29.

463 17 3
                                    

Angela:

Przekroczyłam próg mieszkania Emily i oparłam się plecami o drzwi głęboko oddychając. Tyle rzeczy działo się w ostatnim tygodniu, że nie miałam nawet czasu dla Zoji, która coraz częściej zostawała pod opieką brunetki. Byłam jej tak cholernie wdzięczna za pomoc jaką ofiarowała i nie wiedziałam jak miałabym się jej odwdzięczyć. Bo nie ukrywajmy tego, ale matką roku na pewno nie zostałam. Tak bardzo zaniedbałam wszystko i wszystkich, ale najbardziej żałowałam mojej córeczki, która na to nie zasłużyła.

Usłyszałam tupot na panelach i automatycznie uniosłam głowę napotykając spojrzenie tych jakże niebieskich tęczówek, które były identyczne jak moje. Z ust Zoe wydostał się cichy pisk po czym rzuciła się w moją stronę wtulając się w moje nogi.

Pierwszy raz od dawna byłam na prawdę szczęśliwa.

Kucnęłam na przeciwko blondynki zakładając jej kosmyk włosów za ucho. Była tak cholernie śliczna.

- kocham Cię - szepnęłam cicho całując jej ciepłe czoło.

- ja ciebie też mamo.

Te kilka słów potrafiło naprawić każdy dzień.

- gdzie ciocia Em? - zapytałam na co mała tylko wyciągnęła rękę i palcem wskazała w stronę kuchni.

Nie fatygowałam się nawet by zdjąć buty tylko ruszyłam we wskazanym miejscu. Em siedziała na stołku barowym popijając coś z kubka. Posłała mi delikatny uśmiech, ale to nie był ten szczery, który znałam.

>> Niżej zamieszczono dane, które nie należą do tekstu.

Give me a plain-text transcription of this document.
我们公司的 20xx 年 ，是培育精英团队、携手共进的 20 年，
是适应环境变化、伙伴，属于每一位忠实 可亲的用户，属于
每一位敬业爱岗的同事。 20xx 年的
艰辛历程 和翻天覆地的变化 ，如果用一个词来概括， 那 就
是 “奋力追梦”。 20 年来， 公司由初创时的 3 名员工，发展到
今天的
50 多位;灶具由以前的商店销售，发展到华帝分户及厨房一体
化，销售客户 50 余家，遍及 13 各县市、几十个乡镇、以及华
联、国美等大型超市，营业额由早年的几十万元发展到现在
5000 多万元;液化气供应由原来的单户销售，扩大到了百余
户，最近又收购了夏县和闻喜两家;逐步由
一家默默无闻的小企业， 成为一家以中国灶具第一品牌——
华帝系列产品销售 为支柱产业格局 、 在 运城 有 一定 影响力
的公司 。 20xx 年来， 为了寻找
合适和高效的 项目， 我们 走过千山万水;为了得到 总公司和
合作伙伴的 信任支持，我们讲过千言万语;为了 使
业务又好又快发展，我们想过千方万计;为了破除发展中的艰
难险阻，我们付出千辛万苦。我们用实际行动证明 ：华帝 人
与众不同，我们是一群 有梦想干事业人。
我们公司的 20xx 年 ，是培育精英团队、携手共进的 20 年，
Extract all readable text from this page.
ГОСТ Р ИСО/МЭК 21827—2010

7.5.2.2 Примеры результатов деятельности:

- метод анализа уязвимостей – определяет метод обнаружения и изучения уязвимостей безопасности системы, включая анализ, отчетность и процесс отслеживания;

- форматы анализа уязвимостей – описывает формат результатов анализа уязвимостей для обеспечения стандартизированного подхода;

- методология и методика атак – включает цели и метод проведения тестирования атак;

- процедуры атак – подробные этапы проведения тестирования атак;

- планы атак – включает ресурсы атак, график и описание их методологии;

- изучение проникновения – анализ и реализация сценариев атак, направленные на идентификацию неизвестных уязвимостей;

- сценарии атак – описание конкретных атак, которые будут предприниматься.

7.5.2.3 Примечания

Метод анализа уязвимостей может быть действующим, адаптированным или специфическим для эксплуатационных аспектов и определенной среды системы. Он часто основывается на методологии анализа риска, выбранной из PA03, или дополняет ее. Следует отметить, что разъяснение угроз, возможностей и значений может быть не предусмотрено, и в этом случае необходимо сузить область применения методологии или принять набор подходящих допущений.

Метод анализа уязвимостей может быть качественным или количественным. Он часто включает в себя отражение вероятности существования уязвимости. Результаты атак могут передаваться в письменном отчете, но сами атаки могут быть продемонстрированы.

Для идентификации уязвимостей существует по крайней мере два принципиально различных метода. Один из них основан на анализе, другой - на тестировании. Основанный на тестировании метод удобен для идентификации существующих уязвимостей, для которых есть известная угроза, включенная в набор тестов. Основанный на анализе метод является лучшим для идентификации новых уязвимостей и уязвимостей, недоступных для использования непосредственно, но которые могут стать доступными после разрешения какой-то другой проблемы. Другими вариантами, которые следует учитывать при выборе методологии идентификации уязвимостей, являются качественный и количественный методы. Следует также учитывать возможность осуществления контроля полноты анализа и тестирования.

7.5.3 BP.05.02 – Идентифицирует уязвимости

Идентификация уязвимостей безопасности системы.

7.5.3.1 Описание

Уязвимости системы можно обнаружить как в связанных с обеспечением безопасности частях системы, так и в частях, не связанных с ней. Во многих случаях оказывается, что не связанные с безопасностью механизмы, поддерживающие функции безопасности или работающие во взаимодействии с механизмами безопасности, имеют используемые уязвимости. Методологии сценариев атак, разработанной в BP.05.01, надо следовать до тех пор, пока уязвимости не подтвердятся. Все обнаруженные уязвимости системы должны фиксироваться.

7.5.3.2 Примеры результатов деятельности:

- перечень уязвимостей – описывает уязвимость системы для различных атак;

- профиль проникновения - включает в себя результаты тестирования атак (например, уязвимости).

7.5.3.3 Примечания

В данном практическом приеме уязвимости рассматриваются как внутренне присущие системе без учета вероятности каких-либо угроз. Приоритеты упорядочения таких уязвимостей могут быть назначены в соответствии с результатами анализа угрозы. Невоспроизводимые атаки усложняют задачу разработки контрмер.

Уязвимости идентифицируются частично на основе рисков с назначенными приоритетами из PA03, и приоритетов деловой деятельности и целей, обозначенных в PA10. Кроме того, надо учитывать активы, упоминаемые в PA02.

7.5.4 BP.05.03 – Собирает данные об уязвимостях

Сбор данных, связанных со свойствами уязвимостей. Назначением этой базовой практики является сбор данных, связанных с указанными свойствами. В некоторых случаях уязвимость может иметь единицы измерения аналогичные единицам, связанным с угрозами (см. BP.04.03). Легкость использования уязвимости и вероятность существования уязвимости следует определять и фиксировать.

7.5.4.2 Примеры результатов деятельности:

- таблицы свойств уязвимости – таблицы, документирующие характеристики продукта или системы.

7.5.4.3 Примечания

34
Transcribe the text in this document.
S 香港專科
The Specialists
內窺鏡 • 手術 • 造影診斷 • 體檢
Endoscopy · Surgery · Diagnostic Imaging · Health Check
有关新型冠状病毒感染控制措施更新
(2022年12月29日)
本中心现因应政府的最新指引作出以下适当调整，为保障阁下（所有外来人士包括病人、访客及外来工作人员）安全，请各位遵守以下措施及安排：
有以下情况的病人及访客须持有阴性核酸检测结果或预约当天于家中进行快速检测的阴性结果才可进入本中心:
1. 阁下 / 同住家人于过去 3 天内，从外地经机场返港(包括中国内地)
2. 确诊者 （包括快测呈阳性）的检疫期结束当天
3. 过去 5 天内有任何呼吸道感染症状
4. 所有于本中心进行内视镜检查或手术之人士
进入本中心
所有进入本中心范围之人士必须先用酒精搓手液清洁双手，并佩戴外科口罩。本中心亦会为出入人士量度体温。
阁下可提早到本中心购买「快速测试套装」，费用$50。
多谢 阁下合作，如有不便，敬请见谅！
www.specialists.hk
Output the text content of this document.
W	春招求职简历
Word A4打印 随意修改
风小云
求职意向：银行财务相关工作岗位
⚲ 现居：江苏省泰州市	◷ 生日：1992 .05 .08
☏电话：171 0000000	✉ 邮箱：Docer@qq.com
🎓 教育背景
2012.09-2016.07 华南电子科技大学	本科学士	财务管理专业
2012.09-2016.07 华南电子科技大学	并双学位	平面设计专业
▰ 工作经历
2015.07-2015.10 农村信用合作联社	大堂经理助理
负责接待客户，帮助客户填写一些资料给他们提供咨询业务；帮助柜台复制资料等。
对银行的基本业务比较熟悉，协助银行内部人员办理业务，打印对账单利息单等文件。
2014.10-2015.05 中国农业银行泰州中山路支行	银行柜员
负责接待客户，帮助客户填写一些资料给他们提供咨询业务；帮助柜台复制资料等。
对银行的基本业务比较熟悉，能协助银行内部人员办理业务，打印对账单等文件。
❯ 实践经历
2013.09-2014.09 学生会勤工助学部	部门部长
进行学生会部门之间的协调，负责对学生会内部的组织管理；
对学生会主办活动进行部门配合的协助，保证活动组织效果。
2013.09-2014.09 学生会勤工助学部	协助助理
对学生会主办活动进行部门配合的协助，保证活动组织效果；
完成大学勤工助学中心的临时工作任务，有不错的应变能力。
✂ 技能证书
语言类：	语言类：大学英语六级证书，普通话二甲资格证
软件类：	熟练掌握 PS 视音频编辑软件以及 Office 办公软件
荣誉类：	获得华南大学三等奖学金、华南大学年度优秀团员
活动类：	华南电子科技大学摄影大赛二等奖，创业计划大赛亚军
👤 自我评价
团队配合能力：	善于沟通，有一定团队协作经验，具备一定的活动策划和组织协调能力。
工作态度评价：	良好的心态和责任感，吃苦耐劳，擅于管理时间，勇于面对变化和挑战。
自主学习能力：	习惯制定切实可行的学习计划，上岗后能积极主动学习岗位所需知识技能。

Zanim zdążyłam zapytać co się stało, brunetka położyła drugi kubek na przeciwko mnie z kawą.

- Ethan u mnie był.

- I to jest powód dla którego masz tak skwaszoną minę jakbyś zjadła cytrynę? - uniosłam jedną brew w górę nie ukrywając lekkiego uśmiechu.

- nie, bardziej chodzi o to co mi powiedział - odparła wpatrując się w kubek i zaciskając na nim swoje chude palce.

- co takiego ciekawego powiedział Ci mój braciszek? - złapałam za kubek rzucając ukradkowe spojrzenie Zoji, która siedziała pod kaloryferem i rysowała coś kredką na kartce papieru.

Em uniosła głowę i spojrzała na mnie. Jednak teraz jej mina nie wyrażała kompletnie nic i tylko oczy ją zdradzały. Było widać w nich ból i poczucie winy.

Nie odezwała się. Chyba nawet nie zamierzała tego robić, ale jej intensywny wzrok na mojej osobie wręcz parzył.

Czy byłam gotowa na kolejne złe wiadomości? Zdecydowanie nie.

Zacisnęłam palce na kubku czekając na jej odpowiedź, której nie otrzymałam bo kiedy brunetka planowała się odezwać mój telefon zaczął wibrować informując o przychodzącym połączeniu.

***

Szykowałam się od dobrej godziny na kolacje, którą zorganizował dla nas Tom. Zoja została z Emily, która wręcz błagała bym ją zostawiła. Cóż, nie protestowałam.

Stanęłam przed wielkim lustrem intensywnie wpatrując się w swoje odbicie. Wyglądałam względnie. Czarna sukienka delikatnie rozkloszowana od pasa, czerwone szpilki i czerwona kopertówka idealnie do siebie pasowały. Do pełnego efektu brakowało mi tylko biżuterii.

Ruszyłam w stronę sypialni uważając by po drodze nie zarysować paneli obcasami. Otworzyłam szkatułkę w poszukiwaniu swoich srebrnych kolczyków i bransoletki.